Like Benedict XVI, Francis has recognized proof-of-concept. America has created more food on less land than believed possible in the last 37 years - if the entire world had adopted science the way America does, farmland equivalent to the landmass of the entire United States could have been reverted to nature with no loss of food. Using 20 percent less energy. Advancing that kind of science was among the reasons that Dr. Norman Borlaug, Nobel laureate and Father of the Green Revolution, joined the Founder's Circle of The Council when we were founded.

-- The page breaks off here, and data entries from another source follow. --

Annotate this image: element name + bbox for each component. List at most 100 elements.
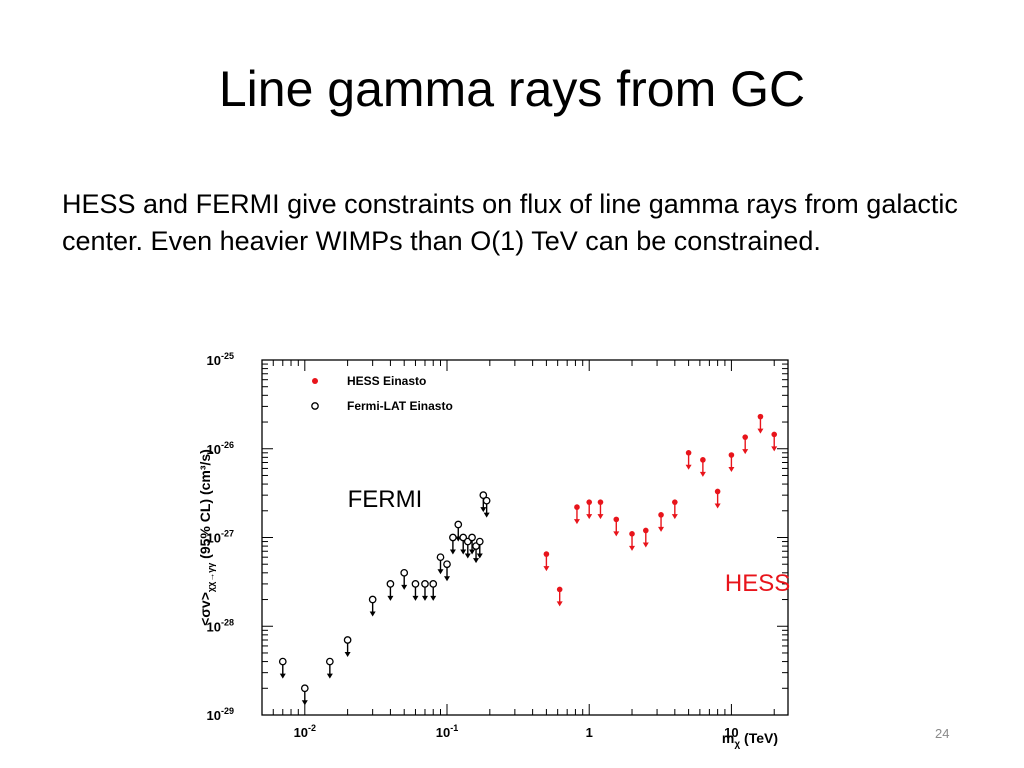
fermi-point <box>300 684 309 706</box>
fermi-marker <box>479 491 488 500</box>
annotation-hess: HESS <box>725 570 790 597</box>
upper-limit-arrow-head <box>597 514 604 520</box>
hess-marker <box>658 512 664 518</box>
fermi-point <box>343 636 352 657</box>
hess-marker <box>685 450 692 456</box>
upper-limit-arrow-head <box>629 545 636 551</box>
hess-point <box>543 551 550 572</box>
upper-limit-arrow-head <box>586 514 593 520</box>
hess-point <box>613 516 620 537</box>
fermi-point <box>421 580 429 601</box>
hess-point <box>597 499 604 520</box>
legend-marker-fermi <box>311 402 319 410</box>
upper-limit-arrow-head <box>728 467 735 473</box>
fermi-point <box>459 533 468 555</box>
hess-marker <box>586 499 593 505</box>
fermi-point <box>482 496 491 518</box>
slide-body-text: HESS and FERMI give constraints on flux … <box>62 189 958 256</box>
y-tick-label: 10-26 <box>207 440 234 457</box>
upper-limit-arrow-head <box>387 595 394 601</box>
upper-limit-arrow-head <box>642 542 649 548</box>
plot-frame <box>261 359 789 716</box>
fermi-marker <box>278 657 287 666</box>
fermi-marker <box>300 684 309 693</box>
fermi-marker <box>400 568 409 577</box>
fermi-point <box>325 657 334 679</box>
upper-limit-arrow-head <box>476 553 483 559</box>
fermi-point <box>386 580 395 601</box>
fermi-point <box>475 537 484 559</box>
x-tick-label: 10-2 <box>294 723 316 740</box>
upper-limit-arrow-head <box>757 428 764 434</box>
hess-point <box>586 499 593 520</box>
x-axis-label: mχ (TeV) <box>722 730 778 750</box>
upper-limit-arrow-head <box>326 673 333 679</box>
fermi-marker <box>325 657 334 666</box>
y-axis-label: <σv>χχ→γγ (95% CL) (cm³/s) <box>197 449 216 626</box>
upper-limit-arrow-head <box>543 566 550 572</box>
hess-marker <box>556 586 563 593</box>
upper-limit-arrow-head <box>573 519 580 525</box>
fermi-marker <box>482 496 491 505</box>
fermi-point <box>472 542 480 564</box>
upper-limit-arrow-head <box>473 558 480 564</box>
upper-limit-arrow-head <box>437 569 444 575</box>
hess-marker <box>629 531 635 537</box>
annotation-fermi: FERMI <box>348 486 423 513</box>
hess-point <box>642 527 649 548</box>
fermi-point <box>400 568 409 590</box>
hess-point <box>728 452 735 473</box>
fermi-point <box>479 491 488 513</box>
upper-limit-arrow-head <box>449 549 456 555</box>
upper-limit-arrow-head <box>344 651 351 657</box>
fermi-point <box>278 657 287 679</box>
hess-marker <box>613 516 620 523</box>
hess-marker <box>597 499 604 505</box>
hess-point <box>714 488 721 509</box>
fermi-point <box>468 533 476 555</box>
upper-limit-arrow-head <box>742 449 749 455</box>
upper-limit-arrow-head <box>556 601 563 607</box>
y-tick-label: 10-27 <box>207 529 234 546</box>
hess-marker <box>700 457 706 463</box>
fermi-point <box>429 580 438 601</box>
fermi-point <box>368 595 377 617</box>
legend-marker-hess <box>312 378 318 384</box>
upper-limit-arrow-head <box>658 526 665 532</box>
fermi-marker <box>421 580 429 588</box>
hess-point <box>671 499 678 520</box>
hess-marker <box>742 434 748 440</box>
hess-point <box>573 504 580 525</box>
upper-limit-arrow-head <box>444 576 451 582</box>
fermi-marker <box>386 580 395 588</box>
fermi-marker <box>411 580 420 588</box>
hess-point <box>629 531 636 551</box>
fermi-marker <box>429 580 438 588</box>
hess-point <box>685 450 692 470</box>
fermi-marker <box>468 533 476 542</box>
page-number: 24 <box>935 726 950 741</box>
upper-limit-arrow-head <box>401 584 408 590</box>
hess-marker <box>672 499 678 505</box>
upper-limit-arrow-head <box>301 700 308 706</box>
upper-limit-arrow-head <box>412 595 419 601</box>
upper-limit-arrow-head <box>671 514 678 520</box>
upper-limit-arrow-head <box>460 549 467 555</box>
fermi-marker <box>449 533 457 542</box>
upper-limit-arrow-head <box>771 446 778 452</box>
hess-marker <box>714 488 721 495</box>
fermi-marker <box>443 560 451 569</box>
upper-limit-arrow-head <box>483 512 490 518</box>
fermi-point <box>449 533 457 555</box>
fermi-marker <box>475 537 484 546</box>
line-gamma-limits-chart: 10-2 10-1 1 10 10-25 10-26 10-27 10-28 10-29 mχ (… <box>197 351 790 750</box>
slide-title: Line gamma rays from GC <box>218 61 806 117</box>
hess-marker <box>771 431 778 438</box>
hess-marker <box>642 527 649 534</box>
fermi-marker <box>459 533 468 542</box>
upper-limit-arrow-head <box>469 549 476 555</box>
hess-point <box>771 431 778 452</box>
upper-limit-arrow-head <box>714 503 721 509</box>
x-tick-label: 10-1 <box>436 723 458 740</box>
hess-point <box>699 457 706 477</box>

Though environmentalists also have reason to cheer, he does not simply side with their latest fads. While well-heeled urban fundraisers at those groups claim that more buildings and more people jammed into smaller spaces in large cities are the answer - lifestyle choices they seek to support with science - Pope Francis instead knows that more open spaces are needed for numerous reasons. "We were not meant to be inundated by cement, asphalt, glass and metal, and deprived of physical contact with nature," he writes.
And even while embracing climate change as physics, Francis goes out of his way to criticize politically partisan efforts to halt it, citing the "cap-and-trade" schemes that have been proposed. The New York Times takes him to task for balking at failed ideas, claiming that it works in California - while failing to note that California residents now pay 50 percent higher utility rates than other states because of green mandates and subsidies and other things needed to make cap-and-trade work.
Pope Francis puts science ahead of politics better than journalists at the New York Times can. His new paper does not make everyone across the cultural spectrum happy, but then again neither does science itself.